[Coleção de receitas, algumas bastante originais, para o preparo das mais variadas iguarias]
MINISTÉRIO DA CULTURA - Fundação Biblioteca Nacional - Departamento Nacional do Livro
"Apresenta-se ao leitor o exemplar de "Um Tratado da Cozinha Portuguesa do Século XV" editado em 1963 pelo Instituto Nacional do Livro. Para atualizar a leitura, optou-se por corrigir a ortografia, sendo esta, no entanto, a única alteração que se fez ao texto. A culinária revela gostos e personalidade. A culinária revela traços sutis, das pessoas e dos tempos, ou seja, das culturas.
"Tomem carneiro, alcatra, ou lombo de porco fresco, e uma fatia de toucinho fumeiro, para dar gosto. Piquem tudo muito bem. (....)". Alcatra, carneiro, lombo de porco, toucinho fumeiro.... Em muitas receitas observa-se o uso de ingredientes cujo poder de sustância dos alimentos preparados remete, por exemplo, a uma estética onde predominava a voluptuosidade das formas corporais. Ao contrário dos tempos atuais que impõe a todos, independentemente de constituição corporal, silhuetas delgadas; naqueles tempos ser esbelto poderia anunciar, ao invés de saúde, a tísica. Para fortalecer o doente recomendava-se curiosa receita a base de um suculento caldo de frango: o Frango para os hécticos, que deve ser preparado "com uma dúzia de frangos, cujo único alimento consista de titela [parte carnuda do peito] de cágado, cozida ou cevada: esse alimento deverá ser sempre fresco".
Outras receitas revelam o ciclo de um período onde o "tempo", este grande velocista de nossa época, se revela cauteloso e moroso. No cotidiano, havia "tempo" para o preparo demorado dos alimentos, das compotas e assados. "Durante nove dias permanecem as fatias nessa calda, e cada dia levam uma fervura....Os pêssegos ficarão em água fria durante dois dias e essa água será trocada cinco vezes ao dia..."; ou ainda, ".... tirem os pedaços da abóbora e coloquem nos imediatamente em água fria, onde permanecerão por três dias, com água trocada de cinco a seis vezes ao dia". Alguns pratos levam dias para serem curtidos e saboreá-los é o presente pela espera.

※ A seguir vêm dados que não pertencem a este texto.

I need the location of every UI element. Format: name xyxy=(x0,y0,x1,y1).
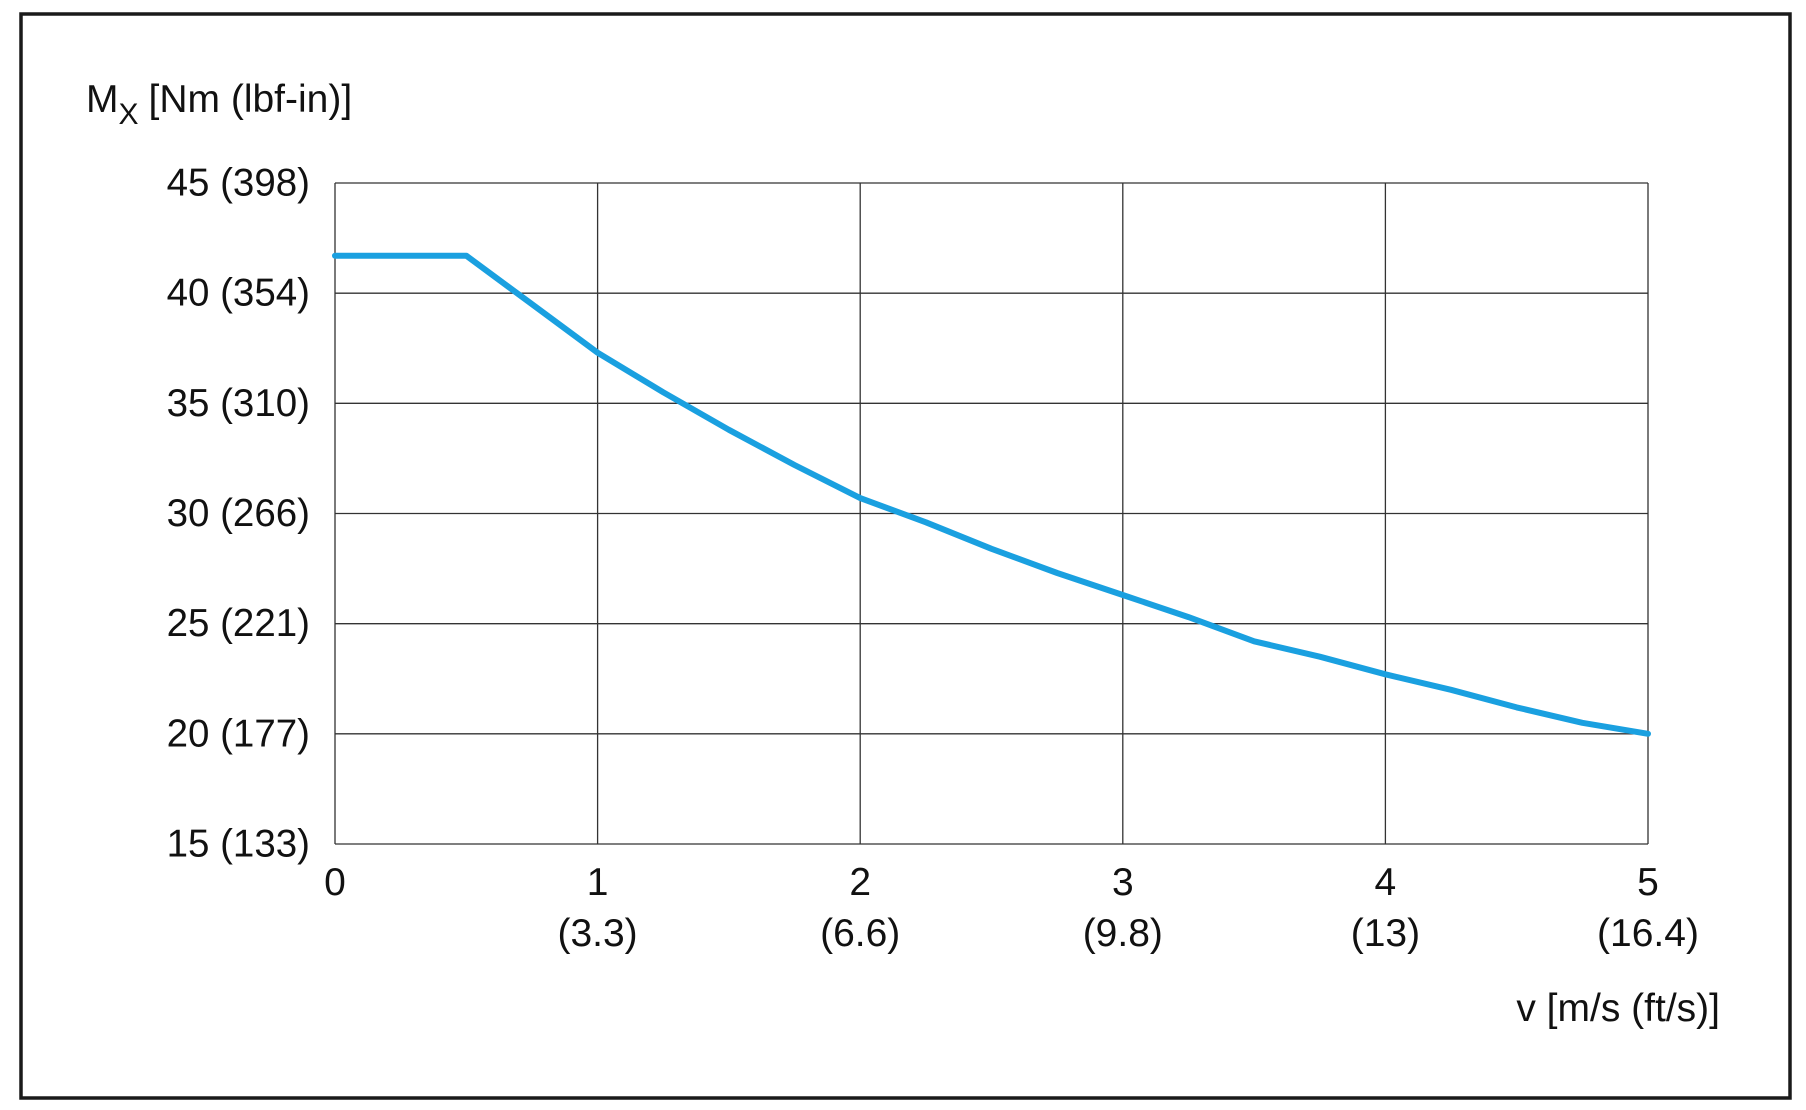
x-tick-sublabel: (16.4) xyxy=(1597,912,1699,955)
x-tick-label: 4 xyxy=(1375,861,1397,904)
x-tick-label: 1 xyxy=(587,861,609,904)
y-tick-label: 40 (354) xyxy=(167,272,310,315)
chart-series xyxy=(332,252,1651,737)
y-axis-unit: [Nm (lbf-in)] xyxy=(149,78,353,121)
x-tick-sublabel: (6.6) xyxy=(820,912,900,955)
x-tick-label: 3 xyxy=(1112,861,1134,904)
y-tick-label: 30 (266) xyxy=(167,492,310,535)
y-tick-label: 25 (221) xyxy=(167,602,310,645)
y-tick-label: 15 (133) xyxy=(167,823,310,866)
y-axis-ticks: 45 (398) 40 (354) 35 (310) 30 (266) 25 (221)… xyxy=(167,162,310,866)
chart-frame xyxy=(19,12,1792,1100)
x-axis-ticks: 0 1 (3.3) 2 (6.6) 3 (9.8) 4 (13) 5 (16.4) xyxy=(324,861,1699,955)
y-tick-label: 45 (398) xyxy=(167,162,310,205)
series-line xyxy=(332,252,1651,737)
y-tick-label: 20 (177) xyxy=(167,712,310,755)
y-tick-label: 35 (310) xyxy=(167,382,310,425)
y-axis-label: MX [Nm (lbf-in)] xyxy=(86,78,352,131)
x-tick-sublabel: (3.3) xyxy=(557,912,637,955)
x-tick-sublabel: (9.8) xyxy=(1083,912,1163,955)
x-tick-label: 5 xyxy=(1637,861,1659,904)
chart-grid xyxy=(334,182,1649,845)
y-axis-symbol: M xyxy=(86,78,119,121)
x-tick-label: 2 xyxy=(849,861,871,904)
x-tick-label: 0 xyxy=(324,861,346,904)
x-axis-label: v [m/s (ft/s)] xyxy=(1516,987,1720,1030)
y-axis-subscript: X xyxy=(119,98,139,131)
x-tick-sublabel: (13) xyxy=(1351,912,1420,955)
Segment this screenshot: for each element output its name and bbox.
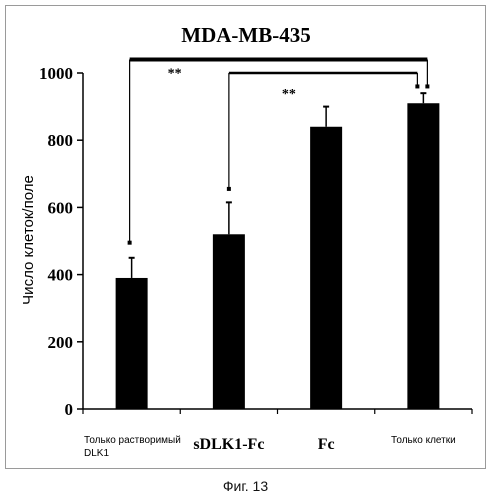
y-tick-label: 600 [48,198,74,217]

As receitas de doces abusam da disciplina do leitor: massas folhadas, biscoitos, compotas, doces de frutas — marmelo, pera, flor-de- laranjeira, pêssego e limões —, sem esquecer a abóbora em calda e os beilhós de arroz com canela e açúcar; além dos confeitos que ao "levantar fervura formam pérolas na tona".
Os condimentos apontam para a importância das especiarias vindas do oriente: cravo-da-índia, pimenta, canela, gengibre, cominho, açafrão, ervadoce e o arbusto almíscar.
Também as verduras frescas não devem faltar: cebola, salsa, coentro, cheiro-verde e hortelã. Amêndoas, pinhões e nozes .... Aromas e sabores; lembrando os efeitos afrodisíacos que os temperos guardam e que a boa mesa sempre recomenda. Muita calda de açúcar para os doces e os assados. Sem falar no cheirinho irresistível que a mistura simples da cebola farfalhando na manteiga faz sentir. Tudo isso borrifado com muitas gotas de água-de-flor apenas para lembrar que preparar alimentos também é dádiva do amor."